Tom Howell, public works director, said there was a 17-foot crack at the bottom of the 24-inch line. Howell said one possible reason for the crack is that the 24-inch PVC pipe, a 1992 project, was built on caliche, a hard bottom and it was bedded with sand. Howell said the pipe can move, grind on rocks and cause the crack. Therefore, the bedding with sand would not have been enough to prevent it from cracking.

Howell said a new 24-inch wide, 19-foot long cast iron pipe portion was used to repair the crack. Howell said the unfortunate part was that it is a main pipe coming in to Portales and every foot holds 22 gallons of water.

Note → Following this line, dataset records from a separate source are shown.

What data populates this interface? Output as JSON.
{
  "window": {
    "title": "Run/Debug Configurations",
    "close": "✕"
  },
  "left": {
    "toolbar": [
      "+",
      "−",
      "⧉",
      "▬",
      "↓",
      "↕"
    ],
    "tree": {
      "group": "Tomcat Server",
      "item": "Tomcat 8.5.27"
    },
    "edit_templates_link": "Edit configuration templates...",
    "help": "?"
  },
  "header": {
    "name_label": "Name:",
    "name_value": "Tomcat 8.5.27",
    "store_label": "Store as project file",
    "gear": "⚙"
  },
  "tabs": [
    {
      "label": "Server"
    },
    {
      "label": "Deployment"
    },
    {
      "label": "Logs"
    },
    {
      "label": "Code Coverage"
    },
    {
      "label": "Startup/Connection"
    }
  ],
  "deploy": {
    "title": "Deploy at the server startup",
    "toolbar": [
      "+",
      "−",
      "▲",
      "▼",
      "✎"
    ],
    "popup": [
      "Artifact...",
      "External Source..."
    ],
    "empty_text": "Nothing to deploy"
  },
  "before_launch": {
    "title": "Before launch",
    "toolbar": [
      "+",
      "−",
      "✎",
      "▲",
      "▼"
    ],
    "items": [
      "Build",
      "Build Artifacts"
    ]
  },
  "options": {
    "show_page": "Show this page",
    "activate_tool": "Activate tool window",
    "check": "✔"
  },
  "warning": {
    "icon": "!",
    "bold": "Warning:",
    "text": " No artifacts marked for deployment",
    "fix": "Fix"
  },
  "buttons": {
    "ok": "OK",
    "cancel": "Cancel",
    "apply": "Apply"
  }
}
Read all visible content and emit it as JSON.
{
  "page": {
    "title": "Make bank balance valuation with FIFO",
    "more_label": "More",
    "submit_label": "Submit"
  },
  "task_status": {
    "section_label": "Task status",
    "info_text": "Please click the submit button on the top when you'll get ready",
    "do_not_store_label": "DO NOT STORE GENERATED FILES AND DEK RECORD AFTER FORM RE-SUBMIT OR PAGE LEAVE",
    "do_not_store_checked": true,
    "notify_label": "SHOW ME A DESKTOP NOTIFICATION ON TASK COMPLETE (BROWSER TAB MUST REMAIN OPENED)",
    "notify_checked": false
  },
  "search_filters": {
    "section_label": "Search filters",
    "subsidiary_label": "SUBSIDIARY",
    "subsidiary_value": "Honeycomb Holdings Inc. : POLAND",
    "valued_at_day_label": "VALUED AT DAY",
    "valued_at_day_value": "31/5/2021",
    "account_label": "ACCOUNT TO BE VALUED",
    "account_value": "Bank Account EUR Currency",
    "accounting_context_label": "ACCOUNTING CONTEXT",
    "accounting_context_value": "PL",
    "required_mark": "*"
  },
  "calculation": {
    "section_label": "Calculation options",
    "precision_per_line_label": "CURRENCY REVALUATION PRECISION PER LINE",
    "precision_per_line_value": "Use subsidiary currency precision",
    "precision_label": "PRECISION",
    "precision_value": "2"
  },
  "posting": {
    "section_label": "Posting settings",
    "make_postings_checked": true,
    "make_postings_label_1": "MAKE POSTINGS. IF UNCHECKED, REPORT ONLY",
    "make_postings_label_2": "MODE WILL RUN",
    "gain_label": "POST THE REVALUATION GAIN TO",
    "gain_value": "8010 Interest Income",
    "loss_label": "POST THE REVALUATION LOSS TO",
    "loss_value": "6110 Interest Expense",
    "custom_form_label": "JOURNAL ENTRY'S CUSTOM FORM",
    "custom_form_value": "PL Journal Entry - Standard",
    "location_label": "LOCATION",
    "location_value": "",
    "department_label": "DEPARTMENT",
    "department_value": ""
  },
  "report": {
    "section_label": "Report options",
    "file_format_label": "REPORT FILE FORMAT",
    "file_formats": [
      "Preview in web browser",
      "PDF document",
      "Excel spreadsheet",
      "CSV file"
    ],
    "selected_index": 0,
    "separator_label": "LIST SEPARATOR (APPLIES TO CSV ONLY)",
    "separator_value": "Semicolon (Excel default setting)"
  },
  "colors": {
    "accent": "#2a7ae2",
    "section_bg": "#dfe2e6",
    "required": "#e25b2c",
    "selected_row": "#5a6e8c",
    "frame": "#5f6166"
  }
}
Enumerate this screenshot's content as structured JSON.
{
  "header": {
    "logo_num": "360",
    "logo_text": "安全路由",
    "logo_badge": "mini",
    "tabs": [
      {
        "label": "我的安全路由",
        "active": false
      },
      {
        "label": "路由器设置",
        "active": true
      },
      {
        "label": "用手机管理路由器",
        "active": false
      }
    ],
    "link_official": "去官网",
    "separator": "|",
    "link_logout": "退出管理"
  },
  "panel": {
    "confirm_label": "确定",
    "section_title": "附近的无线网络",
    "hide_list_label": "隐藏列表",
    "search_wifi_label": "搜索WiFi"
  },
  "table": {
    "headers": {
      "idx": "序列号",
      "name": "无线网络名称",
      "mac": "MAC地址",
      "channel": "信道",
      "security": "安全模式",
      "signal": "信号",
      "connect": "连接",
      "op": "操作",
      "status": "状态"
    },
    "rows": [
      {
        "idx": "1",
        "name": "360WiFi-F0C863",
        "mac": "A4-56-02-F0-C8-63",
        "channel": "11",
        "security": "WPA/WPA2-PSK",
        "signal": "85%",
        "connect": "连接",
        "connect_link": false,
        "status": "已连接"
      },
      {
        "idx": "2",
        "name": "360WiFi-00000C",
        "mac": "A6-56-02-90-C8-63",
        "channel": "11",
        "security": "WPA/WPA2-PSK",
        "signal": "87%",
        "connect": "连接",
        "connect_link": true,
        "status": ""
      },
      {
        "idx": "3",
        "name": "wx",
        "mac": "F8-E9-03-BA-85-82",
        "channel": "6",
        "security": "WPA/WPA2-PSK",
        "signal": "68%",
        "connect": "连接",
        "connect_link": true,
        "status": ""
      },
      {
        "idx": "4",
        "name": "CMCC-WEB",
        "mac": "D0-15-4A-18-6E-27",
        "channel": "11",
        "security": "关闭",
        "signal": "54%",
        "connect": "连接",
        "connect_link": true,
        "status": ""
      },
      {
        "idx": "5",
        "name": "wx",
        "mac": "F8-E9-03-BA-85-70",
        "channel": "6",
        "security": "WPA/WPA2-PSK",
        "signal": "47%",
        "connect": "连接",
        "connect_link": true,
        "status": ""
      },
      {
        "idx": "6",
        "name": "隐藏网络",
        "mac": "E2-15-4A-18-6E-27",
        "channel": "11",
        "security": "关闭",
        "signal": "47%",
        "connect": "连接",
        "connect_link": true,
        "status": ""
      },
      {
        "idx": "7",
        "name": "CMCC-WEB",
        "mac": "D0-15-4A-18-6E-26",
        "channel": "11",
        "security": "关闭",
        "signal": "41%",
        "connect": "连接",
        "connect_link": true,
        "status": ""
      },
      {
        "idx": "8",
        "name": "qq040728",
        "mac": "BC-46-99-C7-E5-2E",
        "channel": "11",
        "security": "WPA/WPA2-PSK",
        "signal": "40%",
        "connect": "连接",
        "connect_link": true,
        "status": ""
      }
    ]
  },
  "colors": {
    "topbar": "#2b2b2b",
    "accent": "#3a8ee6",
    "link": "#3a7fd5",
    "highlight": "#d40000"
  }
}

“There are not many valves,” Howell said. “The thinking, may have been, when laying the pipes down is that the adding of valves adds to the cost.”

Debi Lee, city manager, said water department and city officials will be having a meeting on Friday to discuss the lack of water valves and trying to determine a way of shutting a valve to cut water off to portions of Portales without doing it to the entire city.

“The big issue is that it is expensive,” Howell said. “We need to look at areas and phase in valves.”

Howell said there are ways an insert valve can be put in without disturbing the flow of water. Howell said there is a butterfly valve near the Town and Country store on North Chicago as water lines enter the city. He said it wouldn’t shut the water off so water employees had to shut the water off at the water tanks, east of Portales off of U.S. 70.

“We need to look at the valves we are putting in,” Howell said.

Lee said the water outage hurt production for industries at the industrial park. Lee said DairiConcepts workers use 500,000 gallons of water a day while Abengoa Bioenergy employees use 250,000 gallons of water a day.

The break flooded streets with about 5 million gallons of water before the flow was stemmed, officials said.

Lee said city workers received some criticism because of not having the adequate 24-inch pipe in Portales. Howell said calls were made to Amarillo and Lubbock, Texas, Albuquerque and Roswell.

Lee said even if they would have had the 24-inch pipe portion in Portales, workers would still have had to wait while the water was being pumped out. Lee said Roosevelt County Water Co-op workers drove to Roswell to get the pipe while city workers pumped out the water.